Finding a room? Paying the bills? Navigating these questions is hard enough for a generation growing up with sky high rents and no prospect of finding a place to call our own. But for some of us there's a bigger question: will there ever be a place to call home?

Finding a room? Paying the bills? Navigating these questions is hard enough for a generation growing up with sky high rents and no prospect of finding a place to call our own. But for some of us there's a bigger question: will there ever be a place to call home?

Where is home? It’s the persistent anxiety that surrounds my every choice and ambition right now.

We all have the usual starter pack of fears endlessly flashing through our minds… from trying to figure out what career path to follow, searching for an affordable flat in the midst of this godforsaken housing crisis, then trying to sustain a stable and honest relationship, which ultimately leads to the panic about our financial status for when our non-existent, non-scheduled, some-day-maybe child comes along. It’s fucking exhausting, and these thoughts linger for most of us ‘millennials’. Yet a small group of us have an extra card in our deck of fears: the most fundamental and basic question, where is home?

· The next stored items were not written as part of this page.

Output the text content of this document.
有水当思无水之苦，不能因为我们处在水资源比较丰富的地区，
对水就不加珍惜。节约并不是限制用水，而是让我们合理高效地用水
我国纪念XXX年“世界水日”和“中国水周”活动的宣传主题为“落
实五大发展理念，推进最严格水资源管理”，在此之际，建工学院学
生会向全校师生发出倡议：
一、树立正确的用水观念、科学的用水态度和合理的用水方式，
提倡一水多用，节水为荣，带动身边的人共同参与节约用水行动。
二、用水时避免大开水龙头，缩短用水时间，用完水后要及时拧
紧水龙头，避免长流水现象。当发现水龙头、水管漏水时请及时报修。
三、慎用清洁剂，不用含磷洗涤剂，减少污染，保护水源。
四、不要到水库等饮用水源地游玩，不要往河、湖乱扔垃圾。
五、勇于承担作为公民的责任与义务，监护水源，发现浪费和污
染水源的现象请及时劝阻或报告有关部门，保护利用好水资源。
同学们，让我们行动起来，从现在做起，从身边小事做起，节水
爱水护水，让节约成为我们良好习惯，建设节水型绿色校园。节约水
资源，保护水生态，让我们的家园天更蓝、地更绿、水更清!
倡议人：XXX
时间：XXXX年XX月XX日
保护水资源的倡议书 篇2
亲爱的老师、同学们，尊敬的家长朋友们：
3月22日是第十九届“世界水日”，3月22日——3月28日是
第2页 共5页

Home can be a place, a language, a culture or simply wherever family or friends are. With billions of culture clashes and race mixtures around, mine may not seem too extreme: a Greek/English father, a German/Austrian mother, born in the Italian part of Switzerland, I attended an International school in Greece, before studying and now working in London. It’s basic, right?

But once you bring in the rich history, the hand gestures, the pastries, the beliefs and the broken pronunciations, it erupts into a flummoxed mess. So where is home today? Where will home be tomorrow? Even though being a child of Europe allows me to live pretty much anywhere I desire today (exorbitant rents and house prices aside) – will I ever find a permanent place to call home?

While the refugee crisis has brought to light the millions of people fleeing their homes and risking their lives in search of safety, I’m reluctant to admit my fear. As with everything, my little problem is but a blip within the constellation of suffering and sorrow taking place across the world. Yet personally this unease of searching for a permanent abode is distressing, as it’s less about a physical house per se – I’m not just looking for bricks and mortar to call my own – but finding a country or a city where I feel that I belong.

Over time, more and more people will feel where I’m coming from: mixed marriages currently stand at one in ten, and will keep rapidly increasing as travel becomes more accessible, people have to travel further in search of work and the cultural resistance towards international and interracial marriages fades away. “Pure-breed” individuals will soon become a rarity, and with that there will be more and more confused hybrids trying to decipher where home truly lies.

I grew up in the suburbs of Athens so, on paper, Greece should be my home. But when the cab driver calls out your accent, your grandfather questions your serious lack of Seferis and Karyotakis knowledge, and your hasapiko dance skills are nonexistent – you admit to locals that you are ‘Swiss’. Then in Switzerland, you don’t know the cantons, you’re not a fan of Milka and you stare blankly back at anyone questioning you in Schwyzerdütsch – now you tell them it’s all due to you being Greek. But then, why do you have a wacky American accent? Or is it Canadian? None of the above mate, it’s just the tonality of a third-culture kid.

By being rootless, we have the ability to scatter parts of ourselves across the globe, with our unique cultural identities weaving tiny details of each heritage together. We can adjust and blend into any situation seamlessly, as we have learnt to adapt, befriend strangers, pick up new dialects and live out of a suitcase. It has expanded our ability to cultivate, opening a vast range of views and identities that become a part of us. Travelling is a necessity as we have the painful and constant urge to reach friends and relatives, switching our thoughts into the local language by the time our passports are stamped.

But we are outsiders. We’re not naturally patriotic, we don’t know who to support in the Olympic Games. Then our “o” vs “ou” spelling is never right and we rarely feel the obligation to vote as every place feels temporary. Which then adds to the next layer of fear, that we are and will never feel content in one place. Is there enough for me here?

Romance is perpetually tested as there is a constant reminder that this place isn’t forever, time will soon be up here, stamping the expiry date loud and clear. No place exudes the feeling that you are the final piece of the puzzle – your silhouette just doesn’t fit right.

Athens, Lugano, Vienna, Hamburg or London – ultimately there is a piece I cherish in every one of these cities. As with all other hybrids having their own set of roots overlapping in their mangled lineage trees. Only we can treasure the family colloquies jumping between numerous languages, all to pinpoint the exact essence of a statement thanks to the richness of each vocabulary. Simple translations just don’t suffice.

Whether it’s walking through the ruins in Kefalonia where my ancestors originated from, having prosciutto e melone on Via Tamporiva, or the nostalgia I feel for my sister’s tree carvings in our garden. The term ‘home‘ is just another necessary item to pack on every trip, folded within the alien sensibilities. For all of us nurturing our collections of stamps and visas for unknown home quests, we mud bloods will in due course find that one place where our potpourri of cultures, dialects, spices and values fall into place. But for now I’ll just keep carrying these pieces with me.